What's the name of your exterior Carina?  It's so pretty.  I'm in winter right now, so I can't even really see my house with all the snow :c


----------



## harime (Feb 11, 2014)

*[SYMMETRY INTENSIFIES]*

This is an old picture and I'm lazy to take a close-up xD;


----------



## mayorvanessa (Feb 11, 2014)

Here you go c:
Going for a cottage look.


----------



## oath2order (Feb 11, 2014)

All gold, modern


----------



## trea (Feb 11, 2014)

Here are my 3 houses.. I love the house exterior when it is just one room 





Spoiler: the other two


----------



## ohmyerica (Feb 11, 2014)




----------



## twerkstrider (Feb 11, 2014)

there she is, miss america (feat. fuchsia)


----------



## Carina (Feb 11, 2014)

Neriifur said:


> What's the name of your exterior Carina?  It's so pretty.  I'm in winter right now, so I can't even really see my house with all the snow :c



It's the garden exterior.

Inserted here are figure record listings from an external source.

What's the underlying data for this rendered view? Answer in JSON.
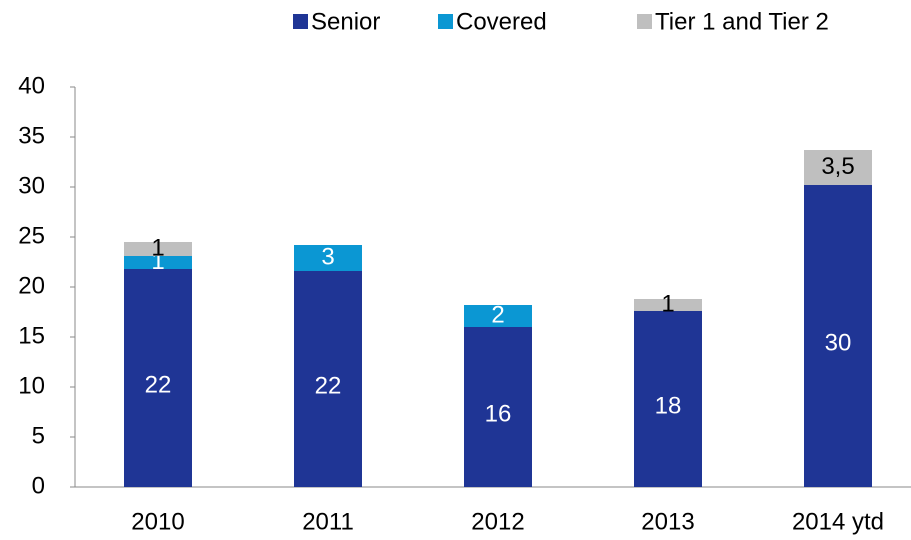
{
  "chart_data": {
    "type": "bar",
    "stacked": true,
    "categories": [
      "2010",
      "2011",
      "2012",
      "2013",
      "2014 ytd"
    ],
    "series": [
      {
        "name": "Senior",
        "color": "#1f3595",
        "label_color": "#ffffff",
        "values": [
          21.8,
          21.6,
          16,
          17.6,
          30.2
        ],
        "value_labels": [
          "22",
          "22",
          "16",
          "18",
          "30"
        ]
      },
      {
        "name": "Covered",
        "color": "#0b97d3",
        "label_color": "#ffffff",
        "values": [
          1.3,
          2.6,
          2.2,
          null,
          null
        ],
        "value_labels": [
          "1",
          "3",
          "2",
          null,
          null
        ]
      },
      {
        "name": "Tier 1 and Tier 2",
        "color": "#bfbfbf",
        "label_color": "#000000",
        "values": [
          1.4,
          null,
          null,
          1.2,
          3.5
        ],
        "value_labels": [
          "1",
          null,
          null,
          "1",
          "3,5"
        ]
      }
    ],
    "ylim": [
      0,
      40
    ],
    "yticks": [
      0,
      5,
      10,
      15,
      20,
      25,
      30,
      35,
      40
    ],
    "legend": "top-right"
  }
}
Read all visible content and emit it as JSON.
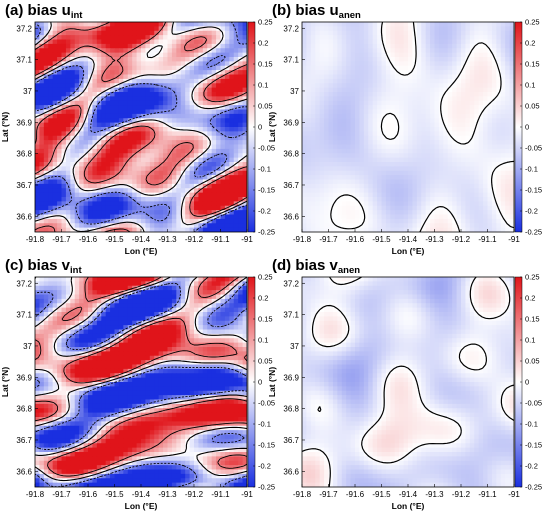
{
  "chart_data": [
    {
      "type": "heatmap",
      "label": "(a) bias u",
      "sub": "int",
      "variant": "int",
      "xlabel": "Lon (°E)",
      "ylabel": "Lat (°N)",
      "xticks": [
        "-91.8",
        "-91.7",
        "-91.6",
        "-91.5",
        "-91.4",
        "-91.3",
        "-91.2",
        "-91.1",
        "-91"
      ],
      "yticks": [
        "36.6",
        "36.7",
        "36.8",
        "36.9",
        "37",
        "37.1",
        "37.2"
      ],
      "xlim": [
        -91.8,
        -91.0
      ],
      "ylim": [
        36.55,
        37.22
      ],
      "colorbar_ticks": [
        "0.25",
        "0.2",
        "0.15",
        "0.1",
        "0.05",
        "0",
        "-0.05",
        "-0.1",
        "-0.15",
        "-0.2",
        "-0.25"
      ],
      "clim": [
        -0.25,
        0.25
      ],
      "colormap": [
        "#1a2fe0",
        "#ffffff",
        "#e0141a"
      ]
    },
    {
      "type": "heatmap",
      "label": "(b) bias u",
      "sub": "anen",
      "variant": "anen",
      "xlabel": "Lon (°E)",
      "ylabel": "Lat (°N)",
      "xticks": [
        "-91.8",
        "-91.7",
        "-91.6",
        "-91.5",
        "-91.4",
        "-91.3",
        "-91.2",
        "-91.1",
        "-91"
      ],
      "yticks": [
        "36.6",
        "36.7",
        "36.8",
        "36.9",
        "37",
        "37.1",
        "37.2"
      ],
      "xlim": [
        -91.8,
        -91.0
      ],
      "ylim": [
        36.55,
        37.22
      ],
      "colorbar_ticks": [
        "0.25",
        "0.2",
        "0.15",
        "0.1",
        "0.05",
        "0",
        "-0.05",
        "-0.1",
        "-0.15",
        "-0.2",
        "-0.25"
      ],
      "clim": [
        -0.25,
        0.25
      ],
      "colormap": [
        "#1a2fe0",
        "#ffffff",
        "#e0141a"
      ]
    },
    {
      "type": "heatmap",
      "label": "(c) bias v",
      "sub": "int",
      "variant": "int",
      "xlabel": "Lon (°E)",
      "ylabel": "Lat (°N)",
      "xticks": [
        "-91.8",
        "-91.7",
        "-91.6",
        "-91.5",
        "-91.4",
        "-91.3",
        "-91.2",
        "-91.1",
        "-91"
      ],
      "yticks": [
        "36.6",
        "36.7",
        "36.8",
        "36.9",
        "37",
        "37.1",
        "37.2"
      ],
      "xlim": [
        -91.8,
        -91.0
      ],
      "ylim": [
        36.55,
        37.22
      ],
      "colorbar_ticks": [
        "0.25",
        "0.2",
        "0.15",
        "0.1",
        "0.05",
        "0",
        "-0.05",
        "-0.1",
        "-0.15",
        "-0.2",
        "-0.25"
      ],
      "clim": [
        -0.25,
        0.25
      ],
      "colormap": [
        "#1a2fe0",
        "#ffffff",
        "#e0141a"
      ]
    },
    {
      "type": "heatmap",
      "label": "(d) bias v",
      "sub": "anen",
      "variant": "anen",
      "xlabel": "Lon (°E)",
      "ylabel": "Lat (°N)",
      "xticks": [
        "-91.8",
        "-91.7",
        "-91.6",
        "-91.5",
        "-91.4",
        "-91.3",
        "-91.2",
        "-91.1",
        "-91"
      ],
      "yticks": [
        "36.6",
        "36.7",
        "36.8",
        "36.9",
        "37",
        "37.1",
        "37.2"
      ],
      "xlim": [
        -91.8,
        -91.0
      ],
      "ylim": [
        36.55,
        37.22
      ],
      "colorbar_ticks": [
        "0.25",
        "0.2",
        "0.15",
        "0.1",
        "0.05",
        "0",
        "-0.05",
        "-0.1",
        "-0.15",
        "-0.2",
        "-0.25"
      ],
      "clim": [
        -0.25,
        0.25
      ],
      "colormap": [
        "#1a2fe0",
        "#ffffff",
        "#e0141a"
      ]
    }
  ]
}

The other parts are the blue shingle roof, sculpted hedge, stone pavement, blue arched door and blue mailbox


----------



## (Alice) (Feb 11, 2014)




----------



## MetaTriforce (Feb 11, 2014)

I'm using the gold exterior right now! 



I kind of regret putting my house so close to the cliff because I don't have enough space to plant bushes in front it it. All I have is this stump looking over the waterfall


----------



## pocky (Feb 11, 2014)

I have like 6 houses though orz
been meaning to get the castle exterior, but idk how it'd look with the sweet stuff


----------